Yesus berkata kepada murid-murid-Nya, “Ikatlah persahabatan dengan mempergunakan Mamon yang tidak jujur, supaya jika Mamon itu tidak dapat menolong lagi, kalian diterima di dalam kemah abadi.”Barangsiapa setia dalam perkara-perkara kecil, ia setia juga dalam perkara-perkara besar.
Dan barangsiapa tidak benar dalam perkara-perkara kecil, ia tidak benar juga dalam perkara-perkara besar. Jadi jika kalian tidak setia mengurus mamon yang tidak jujur, siapakah yang akan mempercayakan harta sejati kepadamu?
Seorang hamba tidak mungkin mengabdi kepada dua tuan. Karena jika demikian ia akan membenci yang seorang dan mengasihi yang lain; atau ia akan setia kepada yang seorang, dan tidak mengindahkan yang lain. Kalian tidak dapat mengabdi kepada Allah dan kepada Mamon.”
Semuanya itu didengar oleh orang-orang Farisi, hamba-hamba uang itu, dan mereka mencemoohkan Yesus. Maka Yesus berkata kepada mereka, “Kalian membenarkan diri di hadapan orang, tetapi Allah mengetahui hatimu. Sebab apa yang dikagumi manusia, dibenci oleh Allah.” (Lukas 16: 9-15).

Oleh: Romo John Tanggul, Paroki Wangkung, Keuskupan Ruteng.
“BARANGSIAPA setia dalam perkara-perkara kecil, ia setia juga dalam perkara-perkara besar. Dan barang siapa tidak benar dalam perkara-perkara kecil, ia tidak benar juga dalam perkara-perkara besar!” (Lukas 16:10).
Ketekunan dan kesetiaan itu bukanlah perkara kewajiban, melainkan perkara kemauan dalam pemberian diri secara total dan sungguh-sungguh bagi yang lain.
Bagi sebagian orang, kesetiaan hanya bersinggungan dengan persoalan dan tanggung jawab besar yang dapat disaksikan dan dihormati atau dihargai banyak orang. Karena itu, hal kecil dan sederhana dan yang kurang memberikan “sumbangan besar” dapat disepelekan.
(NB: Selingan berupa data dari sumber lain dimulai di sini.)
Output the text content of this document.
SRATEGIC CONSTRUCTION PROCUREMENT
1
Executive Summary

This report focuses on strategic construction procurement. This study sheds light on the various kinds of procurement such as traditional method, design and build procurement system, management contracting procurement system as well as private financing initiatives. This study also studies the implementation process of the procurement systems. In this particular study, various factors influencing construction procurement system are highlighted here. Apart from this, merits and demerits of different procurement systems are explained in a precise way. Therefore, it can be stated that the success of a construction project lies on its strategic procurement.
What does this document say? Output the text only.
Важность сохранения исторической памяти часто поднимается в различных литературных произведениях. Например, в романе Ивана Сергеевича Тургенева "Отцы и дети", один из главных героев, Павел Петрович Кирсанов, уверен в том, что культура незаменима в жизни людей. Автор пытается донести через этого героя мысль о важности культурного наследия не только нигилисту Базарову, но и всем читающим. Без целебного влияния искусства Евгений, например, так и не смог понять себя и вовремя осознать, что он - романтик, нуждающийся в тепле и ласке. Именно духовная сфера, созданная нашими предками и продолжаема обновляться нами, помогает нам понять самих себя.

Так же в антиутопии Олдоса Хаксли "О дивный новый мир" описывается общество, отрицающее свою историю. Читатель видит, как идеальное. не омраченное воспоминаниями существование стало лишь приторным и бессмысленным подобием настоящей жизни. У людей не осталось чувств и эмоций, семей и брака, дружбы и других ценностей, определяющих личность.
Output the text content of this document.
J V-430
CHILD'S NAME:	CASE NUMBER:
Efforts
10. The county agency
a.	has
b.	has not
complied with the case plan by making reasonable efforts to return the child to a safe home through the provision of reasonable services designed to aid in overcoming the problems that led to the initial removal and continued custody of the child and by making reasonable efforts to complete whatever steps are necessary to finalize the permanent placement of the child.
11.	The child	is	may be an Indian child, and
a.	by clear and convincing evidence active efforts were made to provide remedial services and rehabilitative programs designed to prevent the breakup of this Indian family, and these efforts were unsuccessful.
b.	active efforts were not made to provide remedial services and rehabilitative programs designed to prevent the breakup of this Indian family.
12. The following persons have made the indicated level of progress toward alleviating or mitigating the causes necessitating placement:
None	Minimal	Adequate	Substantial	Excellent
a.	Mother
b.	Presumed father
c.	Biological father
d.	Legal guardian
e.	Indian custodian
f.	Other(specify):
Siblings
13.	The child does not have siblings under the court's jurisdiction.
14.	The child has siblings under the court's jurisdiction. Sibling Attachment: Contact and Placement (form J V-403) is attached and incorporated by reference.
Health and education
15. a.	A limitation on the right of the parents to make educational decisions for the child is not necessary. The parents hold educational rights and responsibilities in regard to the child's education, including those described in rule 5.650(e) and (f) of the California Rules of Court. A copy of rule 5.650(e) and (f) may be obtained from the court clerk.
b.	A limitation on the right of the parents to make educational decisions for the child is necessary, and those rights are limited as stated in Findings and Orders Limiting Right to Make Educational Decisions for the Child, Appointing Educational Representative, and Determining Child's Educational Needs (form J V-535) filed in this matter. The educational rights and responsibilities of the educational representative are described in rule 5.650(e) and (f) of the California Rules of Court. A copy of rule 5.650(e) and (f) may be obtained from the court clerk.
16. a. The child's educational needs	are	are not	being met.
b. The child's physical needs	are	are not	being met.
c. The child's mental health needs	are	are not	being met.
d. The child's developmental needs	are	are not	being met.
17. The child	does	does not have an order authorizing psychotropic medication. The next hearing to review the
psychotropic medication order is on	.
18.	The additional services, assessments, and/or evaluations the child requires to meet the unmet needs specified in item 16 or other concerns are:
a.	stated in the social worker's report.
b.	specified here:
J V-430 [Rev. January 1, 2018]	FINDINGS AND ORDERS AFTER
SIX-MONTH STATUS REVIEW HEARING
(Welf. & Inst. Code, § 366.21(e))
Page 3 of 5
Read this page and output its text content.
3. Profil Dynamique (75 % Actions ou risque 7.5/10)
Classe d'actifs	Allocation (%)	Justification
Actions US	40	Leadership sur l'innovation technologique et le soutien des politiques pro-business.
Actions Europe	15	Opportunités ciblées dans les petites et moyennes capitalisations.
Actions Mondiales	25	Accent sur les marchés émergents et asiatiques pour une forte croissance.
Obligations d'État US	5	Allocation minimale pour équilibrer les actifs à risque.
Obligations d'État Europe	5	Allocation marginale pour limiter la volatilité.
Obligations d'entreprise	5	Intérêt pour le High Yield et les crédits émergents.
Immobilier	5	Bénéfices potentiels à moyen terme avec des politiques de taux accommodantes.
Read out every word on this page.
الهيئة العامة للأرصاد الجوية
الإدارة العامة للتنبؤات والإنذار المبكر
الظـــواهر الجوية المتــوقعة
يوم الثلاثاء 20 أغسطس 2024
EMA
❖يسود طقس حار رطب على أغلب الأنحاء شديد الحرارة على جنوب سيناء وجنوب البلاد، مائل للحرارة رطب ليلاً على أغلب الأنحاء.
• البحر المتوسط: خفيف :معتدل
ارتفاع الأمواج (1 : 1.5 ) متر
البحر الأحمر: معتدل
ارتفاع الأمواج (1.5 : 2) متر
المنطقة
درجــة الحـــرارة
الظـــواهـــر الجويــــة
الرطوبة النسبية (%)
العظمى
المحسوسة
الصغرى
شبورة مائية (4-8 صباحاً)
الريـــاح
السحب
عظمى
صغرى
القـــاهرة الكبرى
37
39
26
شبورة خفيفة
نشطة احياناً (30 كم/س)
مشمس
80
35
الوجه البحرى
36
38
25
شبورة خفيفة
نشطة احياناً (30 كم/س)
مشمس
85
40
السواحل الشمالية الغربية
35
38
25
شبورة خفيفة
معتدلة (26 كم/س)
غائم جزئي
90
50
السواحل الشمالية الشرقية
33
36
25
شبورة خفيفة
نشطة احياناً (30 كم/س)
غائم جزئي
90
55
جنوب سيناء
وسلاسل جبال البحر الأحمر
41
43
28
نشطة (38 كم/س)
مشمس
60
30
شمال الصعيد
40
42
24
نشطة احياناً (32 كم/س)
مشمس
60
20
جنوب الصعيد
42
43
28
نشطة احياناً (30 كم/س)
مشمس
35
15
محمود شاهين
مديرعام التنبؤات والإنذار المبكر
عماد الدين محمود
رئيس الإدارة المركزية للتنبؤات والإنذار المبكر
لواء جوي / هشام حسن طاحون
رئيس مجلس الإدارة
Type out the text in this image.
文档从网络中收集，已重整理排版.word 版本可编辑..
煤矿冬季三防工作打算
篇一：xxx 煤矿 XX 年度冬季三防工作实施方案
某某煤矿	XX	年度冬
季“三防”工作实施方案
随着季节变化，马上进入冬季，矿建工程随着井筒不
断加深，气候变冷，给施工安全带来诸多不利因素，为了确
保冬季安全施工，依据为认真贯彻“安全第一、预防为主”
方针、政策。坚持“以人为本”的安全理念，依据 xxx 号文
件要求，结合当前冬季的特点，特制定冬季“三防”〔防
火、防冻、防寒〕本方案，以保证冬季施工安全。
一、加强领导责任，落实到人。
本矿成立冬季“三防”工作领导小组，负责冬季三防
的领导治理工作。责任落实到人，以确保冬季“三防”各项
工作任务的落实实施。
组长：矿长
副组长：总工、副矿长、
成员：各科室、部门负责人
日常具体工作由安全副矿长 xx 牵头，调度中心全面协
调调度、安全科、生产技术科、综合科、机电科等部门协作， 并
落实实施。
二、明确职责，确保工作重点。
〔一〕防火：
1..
Namun, bukankah justru dalam hal-hal kecil dan sederhana sebuah ketekunan dan kesetiaan dapat teruji atau terlihat?
Hidup beriman itu menuntut kesetiaan utuh dan mutlak. Maka dalam situasi apapun dan tantangan bagaimanapun, hendaknya iman tidak tergoyangkan hanya karena “rayuan dan godaan” yang menggiurkan sisi manusiawi kita. Percaya kepada Allah berarti menyerahkan diri dan hidup secara utuh dan total hanya kepadaNYA, karena Dialah satu-satunya sumber keselamatan kita.
Dalam hidup harian, seringkali kita dihadapkan pada sikap untuk tidak tekun dan tidak setia dengan tugas dan tanggung jawab sebagai orang beriman. Muncul sikap gampang/mudah putus asa dan khawatir atau takut berlebihan. Dalam dan bersama Tuhan, kita hendaknya berani mengatakan: “Segala perkara dapat kutanggung di dalam Dia yang memberi kekuatan kepadaku!” (Filipi 4:13).
Selamat setia dan tekun kepada perkara-perkara kecil bagi yang lain: Tuhan, sesama dan lingkungan alam ciptaan lainnya “saat ini di sini”. Selamat tekun dan setia kepada iman kita. Tekun dan setia kepada Tuhan Allah kita, penyelenggara kehidupan kita.
Semoga Allah Tritunggal Mahakudus (+) memberkati kita sekalian yang sudah, sedang dan akan tekun dan setia dalam perkara-perkara apa saja (kecil atau besar) bagi yang lain. Amin.